Le coût total du nouveau financement peut ensuite être rapproché du montant qui resterait à payer en conservant les crédits existants. Un résultat inférieur indique un coût global moindre selon les hypothèses retenues ; un résultat supérieur signifie que le regroupement augmente le coût total.

Examiner également la durée de remboursement

La durée constitue une donnée essentielle. Plus le remboursement est étalé, plus les intérêts peuvent être supportés longtemps. Une mensualité réduite doit donc toujours être examinée conjointement avec la nouvelle durée et le coût total.

Le TAEG permet également d’apprécier le coût du crédit selon les éléments qu’il intègre. Il constitue un indicateur utile pour analyser un financement, mais ne dispense pas d’examiner les conditions contractuelles et le montant total dû.

Distinguer les formes de regroupement de crédits

Tous les regroupements ne reposent pas sur le même type de financement. Cette distinction est importante, car elle influence notamment la structure et les coûts de l’opération.

Le regroupement au moyen d’un prêt à tempérament

Un regroupement de crédits réalisé au moyen d’un prêt à tempérament ne nécessite pas de garantie hypothécaire. Les différents crédits concernés sont remplacés par un nouveau financement dont les caractéristiques doivent être appréciées dans leur ensemble.

Pour en mesurer l’effet financier, la méthode reste la même : comparer le coût restant des crédits existants avec le coût total du nouveau prêt, sans se limiter à l’évolution de la mensualité.

La centralisation avec inscription hypothécaire

Lorsque l’opération repose sur un crédit hypothécaire, il convient de parler decentralisation avec inscription hypothécaire. Il s’agit alors d’un prêt hypothécaire et non d’un prêt à tempérament assorti d’une simple garantie supplémentaire.

Cette distinction a son importance dans le calcul, puisque l’opération hypothécaire peut comporter des coûts qui lui sont propres. Ceux-ci doivent être intégrés à l’évaluation globale avant de comparer les deux situations.

Comment déterminer si l’opération génère réellement une économie ?

La méthode consiste finalement à placer deux scénarios sur une base comparable : poursuivre les crédits existants jusqu’à leur terme ou les remplacer par le financement envisagé.

On peut résumer le raisonnement ainsi : il faut déterminer le montant total restant à payer sur les crédits actuels, puis calculer le montant total dû au titre du nouveau financement en intégrant les coûts applicables.
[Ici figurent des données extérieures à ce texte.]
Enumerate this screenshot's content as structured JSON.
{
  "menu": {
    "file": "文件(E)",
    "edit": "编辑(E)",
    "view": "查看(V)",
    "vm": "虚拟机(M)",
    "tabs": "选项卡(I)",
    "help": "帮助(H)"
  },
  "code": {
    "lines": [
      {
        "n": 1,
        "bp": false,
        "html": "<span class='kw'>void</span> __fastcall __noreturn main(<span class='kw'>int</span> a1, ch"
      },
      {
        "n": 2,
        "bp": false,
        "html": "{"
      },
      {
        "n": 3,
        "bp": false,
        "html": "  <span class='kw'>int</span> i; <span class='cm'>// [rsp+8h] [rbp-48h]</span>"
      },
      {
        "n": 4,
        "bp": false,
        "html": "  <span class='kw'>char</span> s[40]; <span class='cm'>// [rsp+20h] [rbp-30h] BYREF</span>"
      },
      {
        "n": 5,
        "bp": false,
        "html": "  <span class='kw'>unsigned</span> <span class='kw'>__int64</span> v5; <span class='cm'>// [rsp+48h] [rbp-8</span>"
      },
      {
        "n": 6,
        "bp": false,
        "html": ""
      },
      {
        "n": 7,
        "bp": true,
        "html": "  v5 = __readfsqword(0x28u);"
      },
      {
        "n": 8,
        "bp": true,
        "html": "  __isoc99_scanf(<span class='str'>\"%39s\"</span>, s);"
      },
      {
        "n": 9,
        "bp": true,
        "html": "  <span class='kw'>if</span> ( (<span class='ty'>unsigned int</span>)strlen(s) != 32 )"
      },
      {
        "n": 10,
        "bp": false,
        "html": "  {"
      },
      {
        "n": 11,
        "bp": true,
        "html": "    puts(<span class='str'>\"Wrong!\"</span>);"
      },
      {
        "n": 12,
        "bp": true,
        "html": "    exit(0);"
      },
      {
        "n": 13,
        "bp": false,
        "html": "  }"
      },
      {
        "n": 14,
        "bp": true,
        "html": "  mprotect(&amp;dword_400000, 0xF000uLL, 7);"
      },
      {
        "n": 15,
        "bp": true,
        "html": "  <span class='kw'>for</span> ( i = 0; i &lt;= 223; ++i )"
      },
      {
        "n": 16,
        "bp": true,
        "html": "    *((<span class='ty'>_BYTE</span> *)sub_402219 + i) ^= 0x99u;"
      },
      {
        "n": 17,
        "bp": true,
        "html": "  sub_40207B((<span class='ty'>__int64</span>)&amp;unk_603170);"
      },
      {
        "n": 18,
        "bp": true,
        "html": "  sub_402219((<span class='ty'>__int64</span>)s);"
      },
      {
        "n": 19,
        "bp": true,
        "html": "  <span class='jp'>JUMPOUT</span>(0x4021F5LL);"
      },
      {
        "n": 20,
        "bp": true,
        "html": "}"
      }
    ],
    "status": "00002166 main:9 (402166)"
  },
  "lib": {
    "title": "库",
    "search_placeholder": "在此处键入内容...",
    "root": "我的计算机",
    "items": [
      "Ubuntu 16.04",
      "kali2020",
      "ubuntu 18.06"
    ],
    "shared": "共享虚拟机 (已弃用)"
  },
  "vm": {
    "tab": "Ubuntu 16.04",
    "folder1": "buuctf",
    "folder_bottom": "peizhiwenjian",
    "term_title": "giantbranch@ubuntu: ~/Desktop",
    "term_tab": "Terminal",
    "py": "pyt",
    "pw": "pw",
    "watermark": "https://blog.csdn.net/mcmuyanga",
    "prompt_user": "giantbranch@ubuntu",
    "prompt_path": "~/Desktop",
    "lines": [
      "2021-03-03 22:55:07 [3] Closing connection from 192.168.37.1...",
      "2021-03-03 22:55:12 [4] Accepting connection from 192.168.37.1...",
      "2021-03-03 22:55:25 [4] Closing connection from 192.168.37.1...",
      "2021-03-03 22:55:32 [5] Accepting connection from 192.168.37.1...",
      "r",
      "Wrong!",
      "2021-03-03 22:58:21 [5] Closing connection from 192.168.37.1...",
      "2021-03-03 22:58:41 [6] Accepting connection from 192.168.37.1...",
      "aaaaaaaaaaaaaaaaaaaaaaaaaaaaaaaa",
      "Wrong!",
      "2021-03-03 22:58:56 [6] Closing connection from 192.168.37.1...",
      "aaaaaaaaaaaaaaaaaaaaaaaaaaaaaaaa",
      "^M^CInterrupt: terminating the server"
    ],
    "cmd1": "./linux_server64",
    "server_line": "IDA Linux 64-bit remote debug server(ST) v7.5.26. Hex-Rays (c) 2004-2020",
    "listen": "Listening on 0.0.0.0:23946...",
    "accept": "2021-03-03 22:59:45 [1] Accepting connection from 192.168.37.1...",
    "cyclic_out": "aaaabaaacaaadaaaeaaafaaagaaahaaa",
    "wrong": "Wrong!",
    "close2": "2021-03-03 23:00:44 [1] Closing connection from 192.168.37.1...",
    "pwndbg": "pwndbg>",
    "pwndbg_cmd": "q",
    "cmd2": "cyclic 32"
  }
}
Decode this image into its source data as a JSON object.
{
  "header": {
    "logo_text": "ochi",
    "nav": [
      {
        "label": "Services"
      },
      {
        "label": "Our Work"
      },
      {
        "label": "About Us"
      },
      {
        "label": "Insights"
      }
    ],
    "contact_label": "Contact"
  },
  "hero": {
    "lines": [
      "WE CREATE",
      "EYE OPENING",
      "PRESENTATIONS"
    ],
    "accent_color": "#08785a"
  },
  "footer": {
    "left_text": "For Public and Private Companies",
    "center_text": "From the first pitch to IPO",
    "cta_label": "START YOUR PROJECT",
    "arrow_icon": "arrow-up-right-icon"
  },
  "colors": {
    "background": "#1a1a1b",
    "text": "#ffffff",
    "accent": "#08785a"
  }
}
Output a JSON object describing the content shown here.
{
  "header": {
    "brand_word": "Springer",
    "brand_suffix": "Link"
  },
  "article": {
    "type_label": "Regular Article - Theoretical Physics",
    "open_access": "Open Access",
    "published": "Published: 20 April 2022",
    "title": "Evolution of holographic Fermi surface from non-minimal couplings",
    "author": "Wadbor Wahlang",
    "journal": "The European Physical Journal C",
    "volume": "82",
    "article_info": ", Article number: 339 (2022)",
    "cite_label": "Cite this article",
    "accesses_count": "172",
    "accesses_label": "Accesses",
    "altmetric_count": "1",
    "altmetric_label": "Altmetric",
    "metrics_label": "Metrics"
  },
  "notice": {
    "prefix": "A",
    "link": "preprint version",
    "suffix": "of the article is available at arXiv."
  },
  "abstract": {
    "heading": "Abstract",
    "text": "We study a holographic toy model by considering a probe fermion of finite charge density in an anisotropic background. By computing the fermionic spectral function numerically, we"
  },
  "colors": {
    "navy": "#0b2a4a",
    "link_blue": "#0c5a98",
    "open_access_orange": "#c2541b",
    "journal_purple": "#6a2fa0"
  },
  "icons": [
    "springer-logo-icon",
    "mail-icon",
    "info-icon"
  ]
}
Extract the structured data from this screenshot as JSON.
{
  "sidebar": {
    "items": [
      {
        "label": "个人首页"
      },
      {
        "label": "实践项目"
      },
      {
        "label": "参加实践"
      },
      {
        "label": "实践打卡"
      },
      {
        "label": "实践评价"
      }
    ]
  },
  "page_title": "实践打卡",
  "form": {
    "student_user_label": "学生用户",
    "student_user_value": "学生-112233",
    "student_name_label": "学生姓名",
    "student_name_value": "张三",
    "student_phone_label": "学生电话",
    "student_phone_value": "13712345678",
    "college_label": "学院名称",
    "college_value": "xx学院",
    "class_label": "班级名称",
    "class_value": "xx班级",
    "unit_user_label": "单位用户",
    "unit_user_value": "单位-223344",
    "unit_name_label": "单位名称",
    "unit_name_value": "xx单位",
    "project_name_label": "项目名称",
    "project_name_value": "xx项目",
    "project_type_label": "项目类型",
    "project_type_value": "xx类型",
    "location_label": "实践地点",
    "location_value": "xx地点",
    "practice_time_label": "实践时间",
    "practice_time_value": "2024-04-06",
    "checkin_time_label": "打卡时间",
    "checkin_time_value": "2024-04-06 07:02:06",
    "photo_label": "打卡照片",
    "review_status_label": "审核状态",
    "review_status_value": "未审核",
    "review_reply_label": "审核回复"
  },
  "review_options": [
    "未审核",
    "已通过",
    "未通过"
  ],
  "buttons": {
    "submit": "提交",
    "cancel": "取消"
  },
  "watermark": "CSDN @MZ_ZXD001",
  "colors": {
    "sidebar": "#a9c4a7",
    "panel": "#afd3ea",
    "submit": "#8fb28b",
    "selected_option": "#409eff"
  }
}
La différence entre ces deux valeurs permet d’identifier une éventuelle économie ou, au contraire, un surcoût.

Cette analyse doit toutefois être complétée par l’examen de la durée. Une opération peut réduire les échéances périodiques tout en augmentant le montant finalement remboursé. À l’inverse, seule une comparaison complète des coûts permet d’établir si une économie globale existe effectivement.

Une comparaison à effectuer sur l’ensemble du financement

Évaluer un regroupement de crédits revient donc à regarder au-delà de la mensualité affichée. Le capital à rembourser, les intérêts, les frais éventuels, la durée et le montant total dû forment un ensemble indissociable pour apprécier les conséquences financières de l’opération.

Les documents contractuels et les simulations détaillées permettent de comparer les scénarios sur des bases cohérentes. Cette lecture globale est indispensable pour comprendre si le regroupement modifie uniquement la répartition des remboursements dans le temps ou s’il entraîne également une variation du coût total.

Attention, emprunter de l’argent coûte aussi de l’argent.